Mind the Gap
- motleymagazine
- Apr 15
- 3 min read
By Adam Murphy

I get the train into college every morning. It stops in Midleton at 7:38. Arrives in Kent at 8:08. That gives me thirty minutes. Half an hour to pass the time as the fields whiz by out the window. For the first few months this meant being on my phone, scrolling reels, or the NYT mini games. Then it was a book, or a look over my notes. After a while it gets stale, it all feels like a loop. The same fields, same games, same staring at your phone and waiting for the thirty minute intermission in your life to be over. It’s like a loading screen. Nothing happens here.
The rumble of the train on the tracks is the only evidence that time passes at all, all the fields look the same, sometimes I forget which stop we’re at and have to peer around someone to check. I go from my town, my home, places I know, streets I could walk with my eyes closed, to loud cars, pedestrian lights, people traffic, tall buildings and unfamiliar places. It’s as if I’m on a gradient between the two worlds. The old and new, two faces of the coin of my life. But what about the time in between? The side of the coin, the gap, the half an hour each way I spend suspended between the two? Am I in a third place here, or like Schrödinger's cat, somehow in both at once? If my life is split between two places, this is the intersection, either both or neither. But what to do with the time? Something new, something familiar, something half known, a skill learned and forgotten many times over. I sit writing this on the train, unsure if this is what counts. Is this the best use of the time I have here?
This writing is my only evidence of being here, this train bears no mark of my existence, yet it has captured my mind recently like a hopeless crush. I cannot avoid this time, it is a necessary part of my life, yet somehow feels completely pointless. An unavoidable tedium, to get through this same scene day in, day out. In twenty, thirty years time, will I remember this feeling? The hour I spend every day waiting, in limbo between my two places. What is there to remember, is the sheer uneventfulness of this time somehow noteworthy in itself? What will I have wished I did this time? Maybe nothing is the right answer, maybe looking out at the world through the window, not waiting for the time to pass but being present, maybe that is the best I can do. Do I need to try something new? Is the answer to my problem simply that the problem does not exist? Is the ad break of my life not just as important as the rest? I’m seeking a solution to boredom, something fresh, something to decide which side of the coin this journey falls on. I do this under the assumption that boredom requires fixing, that it has no benefit. I don’t appreciate the boredom, but is it not the thing that makes me crave novelties?

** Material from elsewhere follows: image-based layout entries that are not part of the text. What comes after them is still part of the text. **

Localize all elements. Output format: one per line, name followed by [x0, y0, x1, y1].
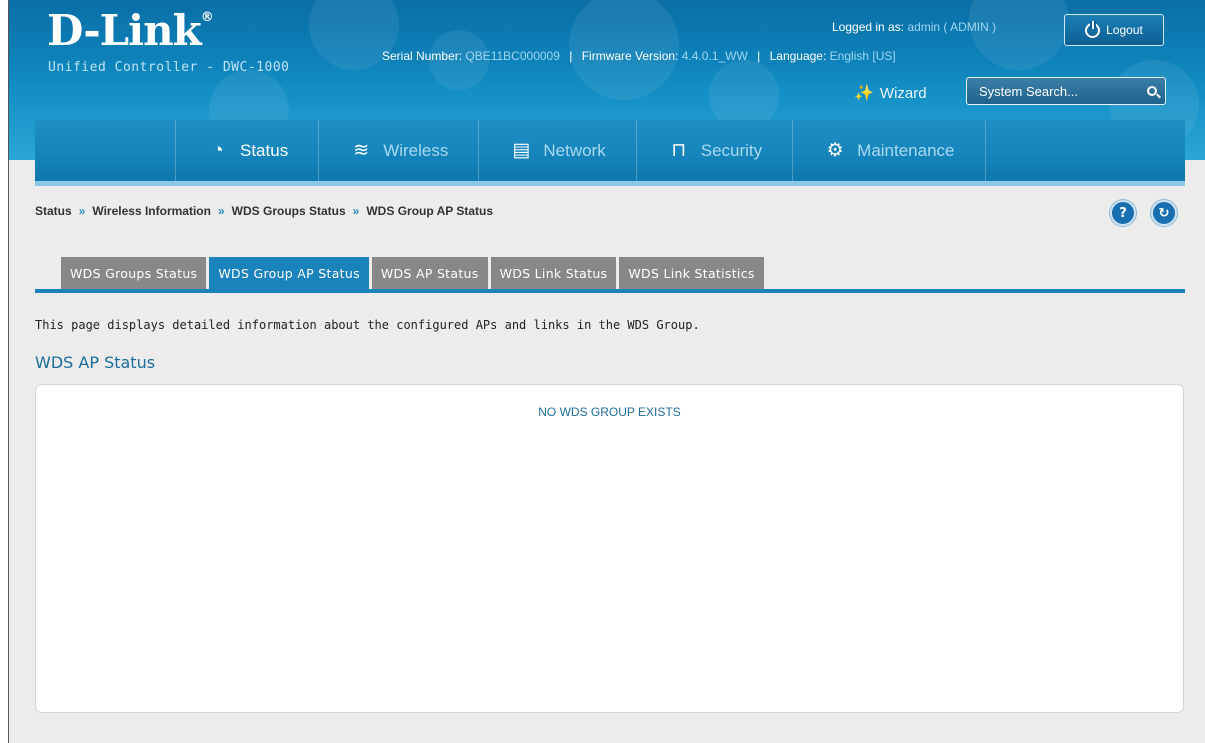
empty-message: NO WDS GROUP EXISTS	[538, 405, 681, 419]
refresh-icon: ↻	[1158, 205, 1170, 221]
computer-icon: ▤	[512, 140, 531, 161]
wifi-icon: ≋	[353, 140, 370, 161]
search-icon[interactable]	[1147, 86, 1157, 96]
nav-item-maintenance[interactable]: ⚙ Maintenance	[792, 120, 986, 181]
breadcrumb-item[interactable]: Wireless Information	[92, 204, 211, 218]
logout-button[interactable]: Logout	[1064, 14, 1164, 46]
help-icon: ?	[1119, 205, 1127, 221]
logged-in-info: Logged in as: admin ( ADMIN )	[832, 20, 997, 34]
wizard-link[interactable]: ✨ Wizard	[854, 83, 927, 103]
wds-ap-status-panel: NO WDS GROUP EXISTS	[35, 384, 1184, 713]
page-frame: D-Link® Unified Controller - DWC-1000 Lo…	[8, 0, 1205, 743]
tab-wds-groups-status[interactable]: WDS Groups Status	[61, 257, 207, 289]
nav-item-network[interactable]: ▤ Network	[478, 120, 635, 181]
page-description: This page displays detailed information …	[35, 318, 700, 332]
lock-icon: ⊓	[671, 140, 687, 161]
tab-underline	[35, 289, 1185, 293]
device-info-bar: Serial Number: QBE11BC000009 | Firmware …	[382, 49, 896, 63]
magic-wand-icon: ✨	[854, 85, 874, 102]
nav-item-security[interactable]: ⊓ Security	[635, 120, 792, 181]
tab-bar: WDS Groups Status WDS Group AP Status WD…	[61, 257, 764, 289]
tab-wds-group-ap-status[interactable]: WDS Group AP Status	[209, 257, 369, 289]
help-button[interactable]: ?	[1110, 200, 1136, 226]
tab-wds-link-statistics[interactable]: WDS Link Statistics	[619, 257, 764, 289]
breadcrumb-item[interactable]: Status	[35, 204, 72, 218]
section-title: WDS AP Status	[35, 353, 156, 372]
language-link[interactable]: English [US]	[830, 49, 896, 63]
main-nav: ◔ Status ≋ Wireless ▤ Network ⊓ Security…	[35, 120, 1185, 186]
breadcrumb-current: WDS Group AP Status	[366, 204, 494, 218]
gears-icon: ⚙	[826, 140, 844, 161]
power-icon	[1085, 20, 1101, 38]
nav-item-status[interactable]: ◔ Status	[175, 120, 318, 181]
tab-wds-link-status[interactable]: WDS Link Status	[490, 257, 617, 289]
dashboard-icon: ◔	[212, 139, 224, 161]
dlink-logo: D-Link®	[47, 6, 214, 55]
product-subtitle: Unified Controller - DWC-1000	[48, 60, 290, 75]
breadcrumb-item[interactable]: WDS Groups Status	[232, 204, 346, 218]
breadcrumb: Status» Wireless Information» WDS Groups S…	[35, 204, 494, 218]
nav-item-wireless[interactable]: ≋ Wireless	[318, 120, 478, 181]
firmware-version: 4.4.0.1_WW	[681, 49, 748, 63]
tab-wds-ap-status[interactable]: WDS AP Status	[371, 257, 488, 289]
refresh-button[interactable]: ↻	[1151, 200, 1177, 226]
serial-number: QBE11BC000009	[465, 49, 560, 63]
system-search-input[interactable]: System Search...	[966, 77, 1166, 105]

If I delete this part of my life, upset the equilibrium, which way will the reaction go? Do I stand to lose something by sending biased parties into no man's land? Are my notes or my books battling for control over something neither should own? I’ve been unfair to this train, to what it represents–a neutral party, the one part of my life belonging only to me. I need to be grateful, for the break, the escape from my worlds that this train provides. For now I’ll keep my Switzerland, my depletion layer, my gap between old and new. I’ve found a new way to be bored. Novelty and boredom, love and hate, yin and yang. I need one to enjoy the other.